The Baltimore Orioles biggest problem has been its pitching. That’s why they collapsed last year; it’s why they have skeptics this year. While part of that has been the owner’s unwillingness to sign pitchers (or, if they do, signing the wrong ones), the primary issue has been the lack of development by high draft picks devoted to pitching. However, the Orioles have a fair number of pitching prospects moving forward, and they could be the makings of a solid rotation in the coming years. While Dylan Bundy figures to be the team’s ace moving forward (he looks the part, too), hurlers such as Hunter Harvey, Keegan Akin, and David Hess look on the verge of breaking the major league roster. Further down in the minors there are even more prospects. 2017 1st-round pick DL Hall, who the Orioles felt was a steal at their position, will enter his first full professional season and looks to be an exciting left-handed arm. Alex Wells, another southpaw from Australia has thrived so far in his career, owns the “best control and command in the Orioles’ system,” according to MLB.com. He is the Orioles #11 prospect and pitched to a 2.38 ERA at Delmarva last season. Following Wells is 2016 draft pick, Cody Sedlock, a right-hander who pitched at the University of Illinois. Although his debut season was somewhat underwhelming, Sedlock could prove to be a valuable back-end starter at some point down the road.

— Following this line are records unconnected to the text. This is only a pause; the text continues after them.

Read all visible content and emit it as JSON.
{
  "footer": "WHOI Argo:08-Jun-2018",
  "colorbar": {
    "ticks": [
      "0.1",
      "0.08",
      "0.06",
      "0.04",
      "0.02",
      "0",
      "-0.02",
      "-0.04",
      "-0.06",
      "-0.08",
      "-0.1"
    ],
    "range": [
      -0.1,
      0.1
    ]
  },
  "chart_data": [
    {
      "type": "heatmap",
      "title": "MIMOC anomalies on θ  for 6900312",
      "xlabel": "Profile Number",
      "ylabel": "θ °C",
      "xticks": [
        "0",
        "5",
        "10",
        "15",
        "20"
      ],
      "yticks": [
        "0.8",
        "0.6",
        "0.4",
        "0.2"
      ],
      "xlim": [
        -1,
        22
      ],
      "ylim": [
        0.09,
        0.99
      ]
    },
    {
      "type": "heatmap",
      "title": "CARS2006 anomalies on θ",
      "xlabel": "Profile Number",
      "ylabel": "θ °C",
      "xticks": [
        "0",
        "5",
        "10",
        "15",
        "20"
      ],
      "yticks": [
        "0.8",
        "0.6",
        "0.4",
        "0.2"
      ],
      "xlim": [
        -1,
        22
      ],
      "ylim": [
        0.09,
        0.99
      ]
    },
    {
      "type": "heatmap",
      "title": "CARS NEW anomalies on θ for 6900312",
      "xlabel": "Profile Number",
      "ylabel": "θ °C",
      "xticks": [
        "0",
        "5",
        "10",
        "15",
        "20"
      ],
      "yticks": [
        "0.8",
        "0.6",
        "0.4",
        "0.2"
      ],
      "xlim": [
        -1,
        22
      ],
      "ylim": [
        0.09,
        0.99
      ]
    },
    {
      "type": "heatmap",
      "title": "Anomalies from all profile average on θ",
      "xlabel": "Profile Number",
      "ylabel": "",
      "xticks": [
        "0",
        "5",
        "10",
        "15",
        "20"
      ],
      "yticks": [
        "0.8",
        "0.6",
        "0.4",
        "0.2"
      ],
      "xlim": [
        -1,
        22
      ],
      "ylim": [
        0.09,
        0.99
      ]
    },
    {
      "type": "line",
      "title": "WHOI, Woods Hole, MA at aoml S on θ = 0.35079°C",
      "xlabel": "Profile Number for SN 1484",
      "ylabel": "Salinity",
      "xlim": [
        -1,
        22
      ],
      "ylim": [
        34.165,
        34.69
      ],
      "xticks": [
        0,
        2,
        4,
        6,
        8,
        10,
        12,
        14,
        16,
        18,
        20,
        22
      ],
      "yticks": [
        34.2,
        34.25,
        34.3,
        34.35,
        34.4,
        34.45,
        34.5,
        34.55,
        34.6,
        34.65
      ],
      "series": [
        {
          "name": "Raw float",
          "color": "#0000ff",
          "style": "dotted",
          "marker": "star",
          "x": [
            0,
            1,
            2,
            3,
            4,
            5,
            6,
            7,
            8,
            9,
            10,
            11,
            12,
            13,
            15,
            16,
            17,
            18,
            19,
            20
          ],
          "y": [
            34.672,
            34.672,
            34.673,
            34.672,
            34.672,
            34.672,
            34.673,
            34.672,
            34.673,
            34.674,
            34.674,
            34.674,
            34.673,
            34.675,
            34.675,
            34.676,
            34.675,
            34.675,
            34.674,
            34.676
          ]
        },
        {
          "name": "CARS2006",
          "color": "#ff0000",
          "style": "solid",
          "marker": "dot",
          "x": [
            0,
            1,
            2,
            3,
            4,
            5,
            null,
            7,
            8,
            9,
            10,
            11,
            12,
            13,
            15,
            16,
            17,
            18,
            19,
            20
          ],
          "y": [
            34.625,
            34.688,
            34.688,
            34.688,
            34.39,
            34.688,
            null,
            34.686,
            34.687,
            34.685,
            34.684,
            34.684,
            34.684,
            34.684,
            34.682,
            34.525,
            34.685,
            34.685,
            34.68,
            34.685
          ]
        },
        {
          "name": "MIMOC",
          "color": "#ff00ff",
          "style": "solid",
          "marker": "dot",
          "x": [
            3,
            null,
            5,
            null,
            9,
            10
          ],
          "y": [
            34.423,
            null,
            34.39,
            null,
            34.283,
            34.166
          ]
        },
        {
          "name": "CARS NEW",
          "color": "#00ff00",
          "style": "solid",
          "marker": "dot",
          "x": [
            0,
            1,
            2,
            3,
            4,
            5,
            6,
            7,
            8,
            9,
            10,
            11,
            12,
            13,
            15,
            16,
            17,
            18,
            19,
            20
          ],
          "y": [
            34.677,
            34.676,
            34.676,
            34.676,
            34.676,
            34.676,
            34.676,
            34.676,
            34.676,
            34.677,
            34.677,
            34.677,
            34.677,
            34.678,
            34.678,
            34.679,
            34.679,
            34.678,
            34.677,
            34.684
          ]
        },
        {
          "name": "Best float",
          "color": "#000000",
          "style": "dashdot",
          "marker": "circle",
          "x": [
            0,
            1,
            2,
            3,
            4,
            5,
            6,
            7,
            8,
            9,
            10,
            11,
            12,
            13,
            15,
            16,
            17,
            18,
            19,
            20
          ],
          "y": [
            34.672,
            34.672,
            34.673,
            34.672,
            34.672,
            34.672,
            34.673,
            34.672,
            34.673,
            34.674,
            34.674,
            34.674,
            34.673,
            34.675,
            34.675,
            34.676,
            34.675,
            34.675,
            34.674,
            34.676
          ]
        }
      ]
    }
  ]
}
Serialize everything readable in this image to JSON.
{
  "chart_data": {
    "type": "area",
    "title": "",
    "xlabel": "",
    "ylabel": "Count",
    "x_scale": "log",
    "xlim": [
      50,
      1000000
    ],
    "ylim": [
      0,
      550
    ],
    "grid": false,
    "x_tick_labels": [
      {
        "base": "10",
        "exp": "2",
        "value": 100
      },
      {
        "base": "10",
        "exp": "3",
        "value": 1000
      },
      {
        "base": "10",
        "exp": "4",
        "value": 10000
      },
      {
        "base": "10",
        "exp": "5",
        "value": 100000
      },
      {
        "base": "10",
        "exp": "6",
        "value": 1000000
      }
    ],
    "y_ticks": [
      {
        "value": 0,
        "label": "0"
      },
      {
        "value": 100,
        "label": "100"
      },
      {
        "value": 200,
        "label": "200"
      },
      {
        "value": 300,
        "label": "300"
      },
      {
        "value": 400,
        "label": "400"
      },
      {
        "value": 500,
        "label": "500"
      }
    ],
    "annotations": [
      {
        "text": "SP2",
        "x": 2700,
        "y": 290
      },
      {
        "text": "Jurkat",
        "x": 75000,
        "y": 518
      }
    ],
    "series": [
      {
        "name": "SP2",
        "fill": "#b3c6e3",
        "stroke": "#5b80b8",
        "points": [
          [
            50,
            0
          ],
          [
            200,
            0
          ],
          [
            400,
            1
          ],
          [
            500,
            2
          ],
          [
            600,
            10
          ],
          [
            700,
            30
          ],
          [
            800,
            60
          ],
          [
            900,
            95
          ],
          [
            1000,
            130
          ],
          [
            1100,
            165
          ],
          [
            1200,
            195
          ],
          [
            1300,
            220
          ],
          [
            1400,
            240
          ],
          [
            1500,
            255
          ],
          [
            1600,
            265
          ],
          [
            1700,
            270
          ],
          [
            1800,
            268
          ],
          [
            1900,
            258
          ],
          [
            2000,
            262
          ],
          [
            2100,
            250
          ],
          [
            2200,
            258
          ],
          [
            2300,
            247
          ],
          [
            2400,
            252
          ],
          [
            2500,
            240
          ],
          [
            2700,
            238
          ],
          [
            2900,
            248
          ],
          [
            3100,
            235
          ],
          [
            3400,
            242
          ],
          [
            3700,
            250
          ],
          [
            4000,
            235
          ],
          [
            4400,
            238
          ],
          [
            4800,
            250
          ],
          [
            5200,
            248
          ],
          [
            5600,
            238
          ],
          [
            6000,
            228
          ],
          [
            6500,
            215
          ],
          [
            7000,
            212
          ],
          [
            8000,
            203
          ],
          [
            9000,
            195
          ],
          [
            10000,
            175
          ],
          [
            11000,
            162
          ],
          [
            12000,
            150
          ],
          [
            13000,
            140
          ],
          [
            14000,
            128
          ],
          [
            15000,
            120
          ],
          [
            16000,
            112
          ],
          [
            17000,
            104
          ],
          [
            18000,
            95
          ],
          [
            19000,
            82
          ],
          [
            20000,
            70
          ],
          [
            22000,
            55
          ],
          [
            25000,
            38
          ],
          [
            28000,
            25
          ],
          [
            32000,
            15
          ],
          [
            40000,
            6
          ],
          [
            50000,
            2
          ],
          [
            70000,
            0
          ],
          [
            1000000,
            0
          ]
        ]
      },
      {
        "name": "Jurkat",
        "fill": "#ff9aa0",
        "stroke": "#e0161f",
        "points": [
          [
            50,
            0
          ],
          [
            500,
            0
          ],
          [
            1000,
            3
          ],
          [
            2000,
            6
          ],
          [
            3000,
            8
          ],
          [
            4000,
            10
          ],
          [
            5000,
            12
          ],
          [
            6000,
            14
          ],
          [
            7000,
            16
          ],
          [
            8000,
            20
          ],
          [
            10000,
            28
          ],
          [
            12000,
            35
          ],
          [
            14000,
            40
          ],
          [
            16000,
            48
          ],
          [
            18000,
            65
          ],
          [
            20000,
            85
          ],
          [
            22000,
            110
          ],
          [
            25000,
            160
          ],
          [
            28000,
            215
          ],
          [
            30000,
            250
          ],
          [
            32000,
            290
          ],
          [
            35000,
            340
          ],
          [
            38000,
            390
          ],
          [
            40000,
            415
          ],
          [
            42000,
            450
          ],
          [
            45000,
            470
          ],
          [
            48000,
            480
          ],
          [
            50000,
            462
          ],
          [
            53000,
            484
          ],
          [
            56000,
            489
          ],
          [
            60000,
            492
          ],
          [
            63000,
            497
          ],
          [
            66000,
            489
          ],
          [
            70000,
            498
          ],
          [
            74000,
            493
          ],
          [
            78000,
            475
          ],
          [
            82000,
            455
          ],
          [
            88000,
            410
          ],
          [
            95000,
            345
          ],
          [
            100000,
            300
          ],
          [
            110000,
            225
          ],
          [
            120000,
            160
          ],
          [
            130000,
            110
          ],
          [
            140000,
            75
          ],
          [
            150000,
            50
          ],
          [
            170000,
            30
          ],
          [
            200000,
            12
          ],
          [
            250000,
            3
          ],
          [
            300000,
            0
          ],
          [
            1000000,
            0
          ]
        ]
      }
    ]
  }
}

While contemplating the Orioles’ farm system, I came up with what I think the roster could look like 3 years from now. For the purpose of this article, I will have one column showing a lineup with Chris Davis and without Manny Machado or Jonathan Schoop, as well as a second column showing the opposite outcome.
2021 Pitching Rotation:
- Dylan Bundy (RHP)
- Hunter Harvey (RHP)
- Kevin Gausman (RHP)
- Alex Wells (LHP)
- Keegan Akin
** At this point in time, Cody Sedlock and DL Hall would likely be knocking at the door, and Alex Cobb could still be in play considering he is on a 4-year deal.
2021 Lineup/Defense W/ Davis 2021 Lineup/Defense W/O Davis
- Cedric Mullins – CF 1. Cedric Mullins – CF
- Austin Hays – RF 2. Austin Hays – RF
- Trey Mancini – LF 3. Manny Machado – SS
- Chris Davis – 1B 4. Trey Mancini – 1B
- Ryan Mountcastle – 3B 5. Jonathan Schoop – 2B
- Tim Beckham – SS 6. Ryan Mountcastle – DH
- Anthony Santander – DH 7. Tim Beckham – 3B
- Chance Sisco – C 8. Anthony Santander – LF
- Second Baseman (No Prospects) 9. Chance Sisco – C
In my opinion (and I’d imagine, the opinions of many others), the lineup without Chris Davis is far better than the other, as it has a blend of speed, power, and – most importantly – contact. Considering the projections of the prospects listed above (that is, Mullins, Hays, Mountcastle), this order would not only be as feared but likely more feared than today’s Orioles lineup. Supporting that offense with a deeper, more balanced and – hopefully – more consistent pitching rotation could mean danger for other AL teams.
Unfortunately, though, Chris Davis is still in the club, Manny Machado will be long gone, perhaps wearing pinstripes or dodger-blue, and Jonathan Schoop will be reaping the benefits of a new contract – let’s just hope it’s with the Orioles. And even though a portion of this week’s blog should serve as a source of hope, as the O’s do have some talent in their system, it should be taken with a grain of salt, as the outlook would be so much more hopeful if the Orioles had handled their business wisely just three offseasons ago.